Since the reference count is no longer wrongly incremented, it does not
need to be decremented more than necessary in Dir_End. To keep the code
simple and maintainable, all assignments to global variables are now
handled by CachedDir_Assign. Adding a CachedDir to a list is still done
manually via Lst_Append, and the corresponding code for decrementing is
in SearchPath_Clean and SearchPath_Free. These details may be cleaned
up in a follow-up commit.
As a result, when OpenDirs_Done is called in the unit tests, the list of
open directories is empty. It had been non-empty in a single unit test
before (dep-wildcards.mk), as a result of calling Dir_Expand.
The additional debug logging for the reference counting is not enabled
by default since it contains memory addresses, which makes the output
dependent on the memory allocator.
The function CachedDir_Destroy has been merged into CachedDir_Undef,
which had only been used in Dir_End before. The new name emphasizes
that it corresponds to CachedDir_Ref.
The memory management for dotLast is quite simple. It is initialized
exactly once main_Init > Init_Objdir > Dir_InitDir and freed exactly
once in main_CleanUp > Dir_End. Previously, dotLast was not freed at all.
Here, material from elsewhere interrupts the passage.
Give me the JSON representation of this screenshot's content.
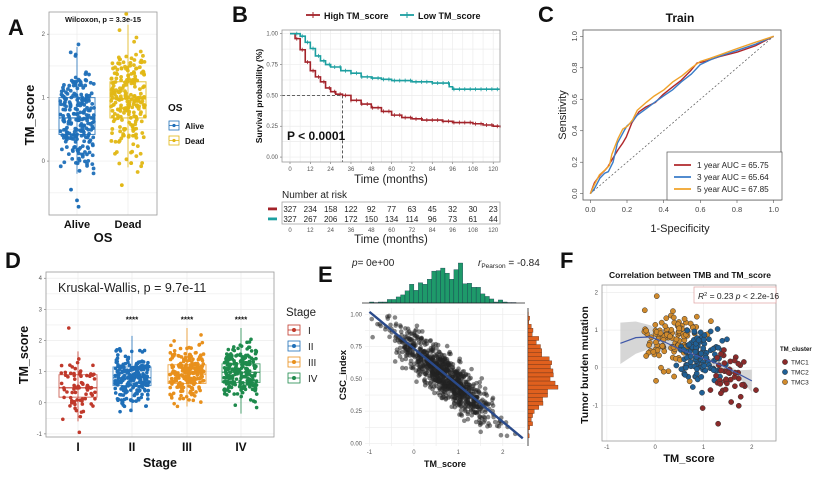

The first call to CachedDir_Unref decremented the refCount to 0 but
didn't free anything. Next, CachedDir_Destroy was called, which
decremented the reference count to -1, therefore skipping the actual
freeing. This was probably an implementation mistake.
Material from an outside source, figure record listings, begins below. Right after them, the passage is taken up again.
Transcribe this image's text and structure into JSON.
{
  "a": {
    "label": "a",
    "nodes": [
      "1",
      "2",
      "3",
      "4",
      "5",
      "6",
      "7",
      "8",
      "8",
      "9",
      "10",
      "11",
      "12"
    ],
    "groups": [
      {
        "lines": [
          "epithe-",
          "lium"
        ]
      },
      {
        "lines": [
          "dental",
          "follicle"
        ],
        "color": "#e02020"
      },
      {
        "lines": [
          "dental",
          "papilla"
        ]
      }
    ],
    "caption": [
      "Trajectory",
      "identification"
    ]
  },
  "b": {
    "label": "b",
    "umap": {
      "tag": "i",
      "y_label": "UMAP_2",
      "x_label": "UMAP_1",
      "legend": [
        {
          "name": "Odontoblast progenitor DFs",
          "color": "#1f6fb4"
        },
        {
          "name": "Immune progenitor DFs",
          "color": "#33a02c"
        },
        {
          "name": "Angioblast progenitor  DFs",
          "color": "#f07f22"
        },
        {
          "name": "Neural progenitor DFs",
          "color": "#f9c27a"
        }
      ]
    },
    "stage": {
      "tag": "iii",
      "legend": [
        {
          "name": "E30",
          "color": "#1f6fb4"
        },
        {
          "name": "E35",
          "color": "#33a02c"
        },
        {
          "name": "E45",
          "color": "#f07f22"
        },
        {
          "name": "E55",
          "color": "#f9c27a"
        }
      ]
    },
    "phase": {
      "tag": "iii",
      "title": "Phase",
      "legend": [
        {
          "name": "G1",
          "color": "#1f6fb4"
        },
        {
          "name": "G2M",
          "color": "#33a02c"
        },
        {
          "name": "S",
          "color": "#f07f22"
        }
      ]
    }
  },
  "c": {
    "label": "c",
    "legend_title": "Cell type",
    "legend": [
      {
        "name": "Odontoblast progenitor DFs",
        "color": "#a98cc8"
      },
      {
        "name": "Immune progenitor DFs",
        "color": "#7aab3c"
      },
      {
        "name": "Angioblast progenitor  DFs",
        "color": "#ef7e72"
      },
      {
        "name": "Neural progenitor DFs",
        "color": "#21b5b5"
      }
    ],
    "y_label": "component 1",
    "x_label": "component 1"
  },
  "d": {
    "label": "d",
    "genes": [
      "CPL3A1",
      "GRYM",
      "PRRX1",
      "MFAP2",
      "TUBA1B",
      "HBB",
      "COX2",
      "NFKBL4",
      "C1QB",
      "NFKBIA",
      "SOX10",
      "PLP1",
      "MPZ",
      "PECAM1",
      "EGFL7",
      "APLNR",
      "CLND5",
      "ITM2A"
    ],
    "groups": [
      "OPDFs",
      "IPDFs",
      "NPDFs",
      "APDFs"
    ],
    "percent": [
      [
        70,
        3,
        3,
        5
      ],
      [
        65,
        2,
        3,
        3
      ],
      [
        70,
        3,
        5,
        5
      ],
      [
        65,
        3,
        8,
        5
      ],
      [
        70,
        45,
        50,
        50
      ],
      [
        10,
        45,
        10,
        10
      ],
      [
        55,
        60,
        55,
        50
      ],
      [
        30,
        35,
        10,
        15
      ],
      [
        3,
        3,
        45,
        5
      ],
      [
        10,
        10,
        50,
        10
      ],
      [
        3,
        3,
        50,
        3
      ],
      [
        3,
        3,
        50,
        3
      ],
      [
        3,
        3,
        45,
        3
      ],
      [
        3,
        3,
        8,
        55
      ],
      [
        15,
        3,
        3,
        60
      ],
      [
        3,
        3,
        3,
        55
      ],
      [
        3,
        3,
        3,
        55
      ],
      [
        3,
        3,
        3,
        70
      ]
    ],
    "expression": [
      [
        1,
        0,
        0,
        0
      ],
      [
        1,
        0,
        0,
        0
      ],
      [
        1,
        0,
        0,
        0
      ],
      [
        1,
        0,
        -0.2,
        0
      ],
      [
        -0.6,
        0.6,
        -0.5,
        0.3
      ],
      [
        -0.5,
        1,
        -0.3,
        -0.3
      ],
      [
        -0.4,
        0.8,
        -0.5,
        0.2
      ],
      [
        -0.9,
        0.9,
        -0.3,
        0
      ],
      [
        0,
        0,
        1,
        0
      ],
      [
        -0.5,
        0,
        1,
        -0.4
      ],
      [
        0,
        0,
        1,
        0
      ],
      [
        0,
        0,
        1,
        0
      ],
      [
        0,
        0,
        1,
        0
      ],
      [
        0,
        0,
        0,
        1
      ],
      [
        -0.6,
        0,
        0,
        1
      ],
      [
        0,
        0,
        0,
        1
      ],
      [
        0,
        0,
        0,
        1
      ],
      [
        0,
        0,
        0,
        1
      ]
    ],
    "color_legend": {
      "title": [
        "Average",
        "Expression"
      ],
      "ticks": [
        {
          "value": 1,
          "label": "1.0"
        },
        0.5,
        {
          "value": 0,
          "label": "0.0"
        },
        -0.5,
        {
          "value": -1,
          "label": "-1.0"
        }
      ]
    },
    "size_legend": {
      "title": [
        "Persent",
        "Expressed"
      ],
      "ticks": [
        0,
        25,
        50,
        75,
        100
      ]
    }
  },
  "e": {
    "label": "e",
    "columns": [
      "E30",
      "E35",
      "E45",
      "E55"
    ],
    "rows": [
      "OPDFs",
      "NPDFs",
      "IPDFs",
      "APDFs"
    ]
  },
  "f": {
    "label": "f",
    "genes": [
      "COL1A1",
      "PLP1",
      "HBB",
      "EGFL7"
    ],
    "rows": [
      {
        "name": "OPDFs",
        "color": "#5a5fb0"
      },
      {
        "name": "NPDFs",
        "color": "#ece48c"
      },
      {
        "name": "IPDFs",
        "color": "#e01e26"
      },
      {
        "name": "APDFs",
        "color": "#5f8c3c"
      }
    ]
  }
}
Since Dir_End is called at the very end of main_CleanUp, no code
accesses dotLast after it has been freed.
In a makefile with repeated ".CURDIR=." lines, Dir_AddDir is called with
a NULL path, once per line. Since the path is NULL, the search for
OpenDirs_Find is skipped and the directory is always read from disk.
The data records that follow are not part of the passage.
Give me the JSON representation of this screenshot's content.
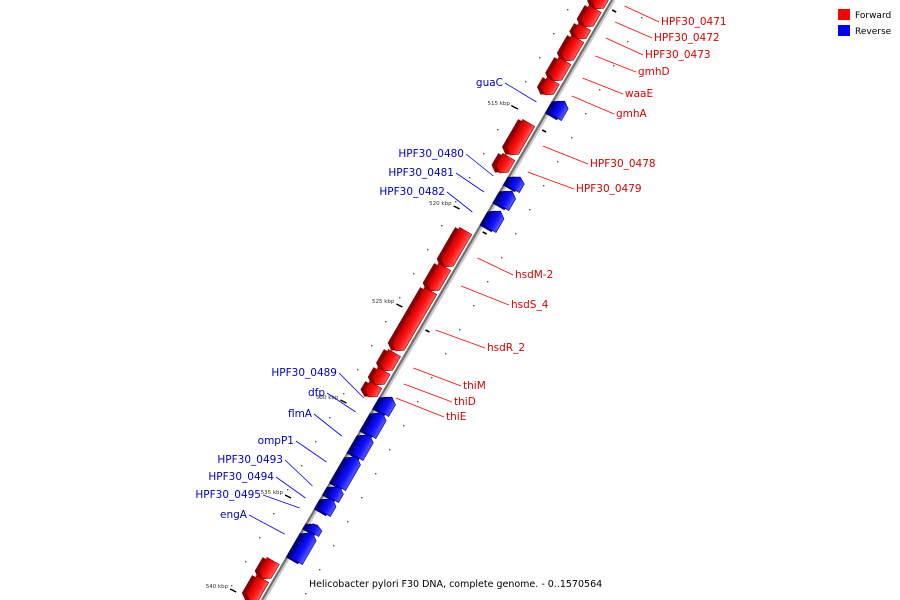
{
  "legend": {
    "forward_label": "Forward",
    "reverse_label": "Reverse",
    "forward_color": "#ff0000",
    "reverse_color": "#0000ff"
  },
  "caption": "Helicobacter pylori F30 DNA, complete genome. - 0..1570564",
  "scale_labels": [
    "515 kbp",
    "520 kbp",
    "525 kbp",
    "530 kbp",
    "535 kbp",
    "540 kbp"
  ],
  "forward_genes": [
    "HPF30_0471",
    "HPF30_0472",
    "HPF30_0473",
    "gmhD",
    "waaE",
    "gmhA",
    "HPF30_0478",
    "HPF30_0479",
    "hsdM-2",
    "hsdS_4",
    "hsdR_2",
    "thiM",
    "thiD",
    "thiE"
  ],
  "reverse_genes": [
    "guaC",
    "HPF30_0480",
    "HPF30_0481",
    "HPF30_0482",
    "HPF30_0489",
    "dfp",
    "flmA",
    "ompP1",
    "HPF30_0493",
    "HPF30_0494",
    "HPF30_0495",
    "engA"
  ]
}
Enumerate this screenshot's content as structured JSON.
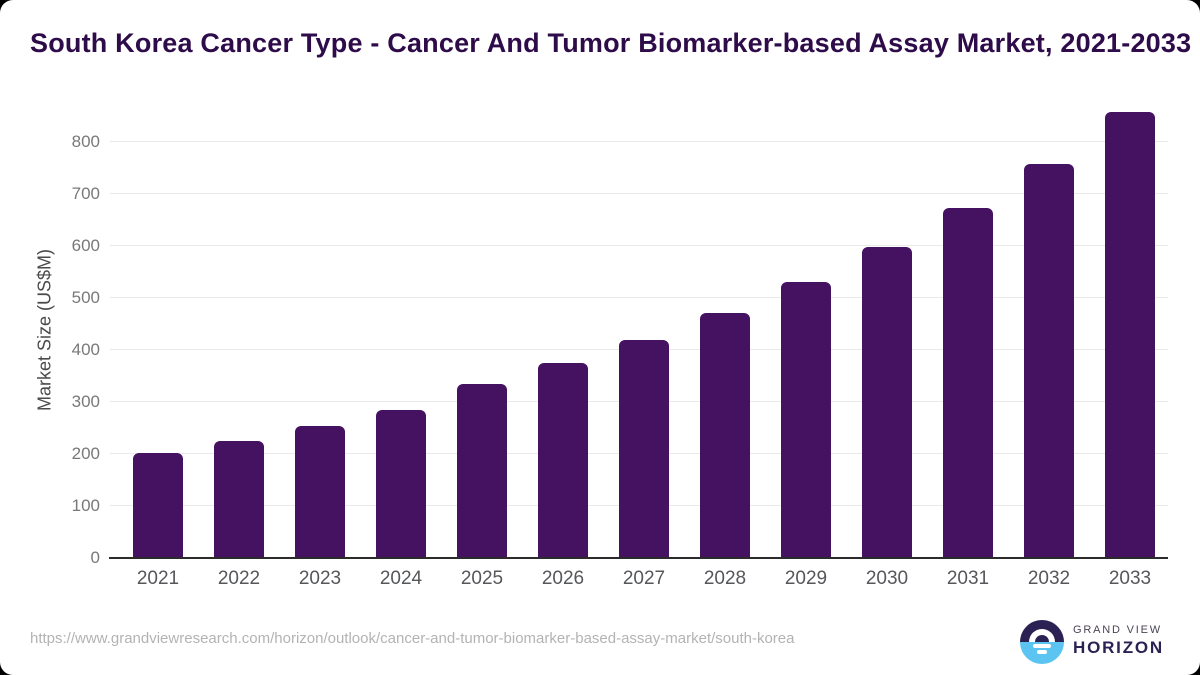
{
  "title": "South Korea Cancer Type - Cancer And Tumor Biomarker-based Assay Market, 2021-2033",
  "chart_data": {
    "type": "bar",
    "title": "South Korea Cancer Type - Cancer And Tumor Biomarker-based Assay Market, 2021-2033",
    "categories": [
      "2021",
      "2022",
      "2023",
      "2024",
      "2025",
      "2026",
      "2027",
      "2028",
      "2029",
      "2030",
      "2031",
      "2032",
      "2033"
    ],
    "values": [
      201,
      225,
      254,
      285,
      335,
      374,
      419,
      470,
      530,
      597,
      672,
      757,
      857
    ],
    "xlabel": "",
    "ylabel": "Market Size (US$M)",
    "yticks": [
      0,
      100,
      200,
      300,
      400,
      500,
      600,
      700,
      800
    ],
    "ylim": [
      0,
      880
    ],
    "grid": true,
    "legend": "none",
    "bar_color": "#451161"
  },
  "footer": {
    "source_url": "https://www.grandviewresearch.com/horizon/outlook/cancer-and-tumor-biomarker-based-assay-market/south-korea",
    "logo": {
      "line1": "GRAND VIEW",
      "line2": "HORIZON"
    }
  },
  "colors": {
    "bar": "#451161",
    "title_text": "#2e0b49",
    "axis_line": "#2b2b2b",
    "gridline": "#e9e9e9",
    "ytick_text": "#797979",
    "xtick_text": "#56575a",
    "url_text": "#b3b3b3",
    "logo_navy": "#2b2153",
    "logo_blue": "#5bc4f0",
    "card_bg": "#ffffff"
  }
}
The freshly read directory has a refCount of 1, and the refCount never
raises above 2.
In Dir_InitCur, the directory of the previous .CURDIR has a refCount of
2, which is decremented twice and then freed. After this, the new
directory is placed in the global 'cur', after incrementing its refCount
to 2.
It still seems wrong that the refCount of 'cur' is 2 instead of 1, but
it works well.
The function Dir_Destroy is an implementation detail of the cached
directories, and it should not be exported to the other modules. The
search paths, on the other hand, are the high-level API that may be used
by the other modules, as the concept of search paths is documented in
the manual page.
Instead of HashTable_CreateEntry and HashEntry_Set, several places just
need the HashEntry for storing a value in it. This makes the calling
code simpler to understand.
These parts of the code are already hard enough to understand since they
are about memory management and aliasing. Having a too detailed API for
the HashTable only distracts from these topics.
In the cache for stat(2) and lstat(2), only one of the two timestamps
was ever used. To prevent a result from stat(2) leaking into the cache
for lstat(2), there have been two completely separate caches all the
time. Using different fields in the struct was therefore unnecessary.
By removing the redundant field, the internal struct in the cache is the
same as the external struct. This makes one of them redundant, thus
struct make_stat has been renamed to cached_stat, which better describes
its purpose, and the internal struct cache_st has been removed.
Just as before, the cache prevents any direct access to its internal
data. When passing it to the caller, it is copied.
Just as before, the field names of struct cached_stat cannot correspond
to those from struct stat, since the latter are often defined as macros.
Therefore they are prefixed with cst instead of st.
The redundancy had been added on 2020-06-05.